John Smith wrote on Sep 11
th, 2017 at 11:50am:
lee wrote on Sep 11
th, 2017 at 11:29am:
John Smith wrote on Sep 10
th, 2017 at 10:40pm:
does it matter?
Well, before you can ramp up EV production you have to ramp up emissions to build the EV's.
are you pretending that building EV's produces more emissions than building petrol driven cars?
Tesla's Gigafactory will produce as much renewable energy as it uses (net zero energy)
https://www.treehugger.com/renewable-energy/teslas-gigafactory-will-produce-much... Quote:The battery 'Gigafactory' that Tesla is building in Nevada is the centerpiece of its whole mass-market electric car strategy. Without it, the company will have trouble securing enough battery supply to make hundreds of thousands of EVs (which they plan to do for the upcoming, more affordable Model 3, to be unveiled in March 2016), and it will have trouble reducing its prices enough to attract Mr. and Mrs. Everybody (the Gigafactory is expected to slash costs by at least 30% through economies of scale and high-tech manufacturing).
A lot has been written about how big the Gigafactory will be: It's going to be one of the largest building on Earth (how it ranks will depend how much the original plan is expanded), and it will produce more batteries when it is fully operational than the whole world was producing in 2013, as you can see in the graph below.
But relatively little has been written about another very cool aspect of the project: It will be a 'net zero' energy consumer and have carbon neutral operations.
Tesla's Chief Technical Officer, JB Straubel, gave some details on how that will work at a recent talk at the University of Nevada:
The Gigafactory is maybe the best example we can talk about with this. You know, from the get-go, from the first concept of this factory, we wanted to make it a net-zero facility. So, you know, the most visible thing we are doing is covering the entire site with solar power. The whole roof of the Gigafactory was designed from the beginning with solar in mind. We kept all of the mechanical equipment off the roof. We didn’t put extra, sorta, penetrations through the roof that we didn’t need to and it’s a very, very clean surface that we can completely cover in solar. But that’s not enough solar, though. So we have also gone to the surrounding hillsides that we can’t use for other functions and we’re adding solar to those.
Most factories could do this, if not tot he extent of the Gigafactory, at least to some extent. And new factories that are being planned today should definitely be conceived with renewable energy in mind. It's a waste to have these vast rooftops be unused.

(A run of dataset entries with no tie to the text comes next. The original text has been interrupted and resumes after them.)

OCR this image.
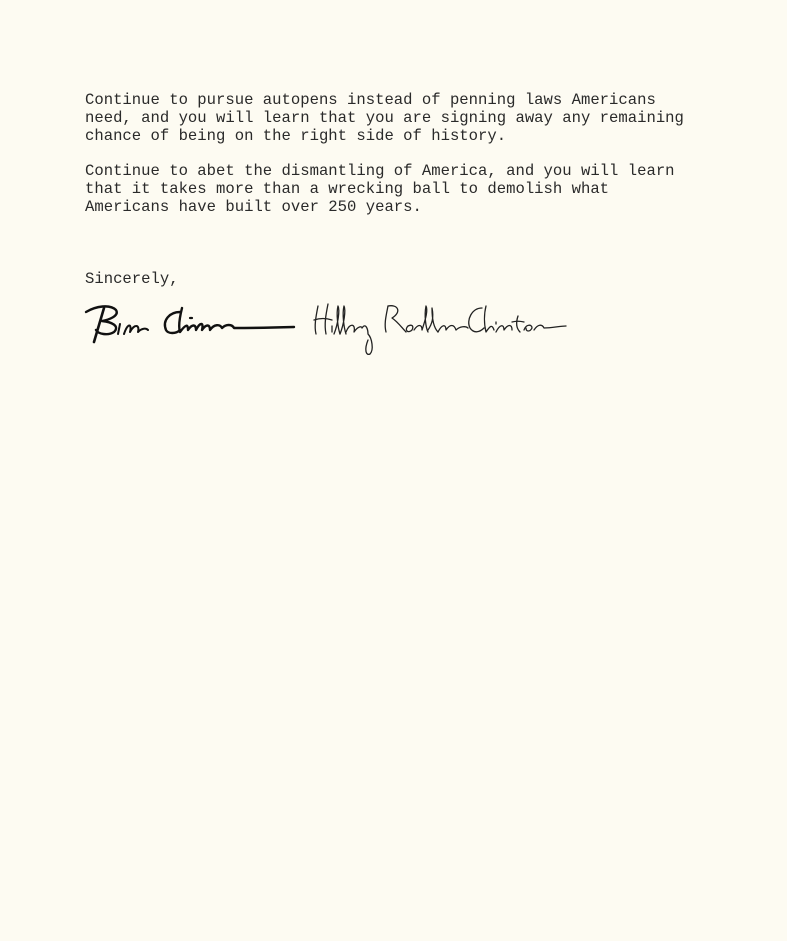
Continue to pursue autopens instead of penning laws Americans
need, and you will learn that you are signing away any remaining
chance of being on the right side of history.

Continue to abet the dismantling of America, and you will learn
that it takes more than a wrecking ball to demolish what
Americans have built over 250 years.

Sincerely,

This is the right approach:
The other interesting thing is we wanted to manage the emissions from the Gigafactory. Solar power can do some of that, but we took kind of a radical move in the beginning and said we are not going to burn any fossil fuels in the factory. You know, zero emissions. We are going to build a zero-emissions factory — just like the car. So, instead of kind of fighting this battle in hindsight, we just said we are not even going to have a natural gas pipeline coming to the factory, so we didn’t even build it. And it kind of forced the issue. When you don’t have natural gas, you know, none of the engineers can say, “Oh, but it will be more efficient, let me use just a little bit.” Sorry, we don’t even have it.
Don't do what everybody else does and then try to fix it. Design from the start with a cleaner approach in mind, so you won't even be tempted to take the traditional (polluting) approach.
So it’s kind of been a fun activity and just, a lot of challenges that come up. But in every single step of the process, we have been able to reinvent and come up with solutions. There’s a heat pump technology that actually ends up way more efficient than just burning natural gas for steam. And then, we have a facility that has basically no emissions. The only emissions are related to the vehicles that might go there that aren’t electric or things like that. But we’ll try to attack that one piece at a time.
Why don't more factories use this heat pump technology that turns out to be more efficient than natural gas? Probably because they all have a natural gas pipe coming in by default, so they don't even investigate alternatives. Sometimes constraints (ie. carbon neutral, net zero energy) are the best catalyst for fresh thinking!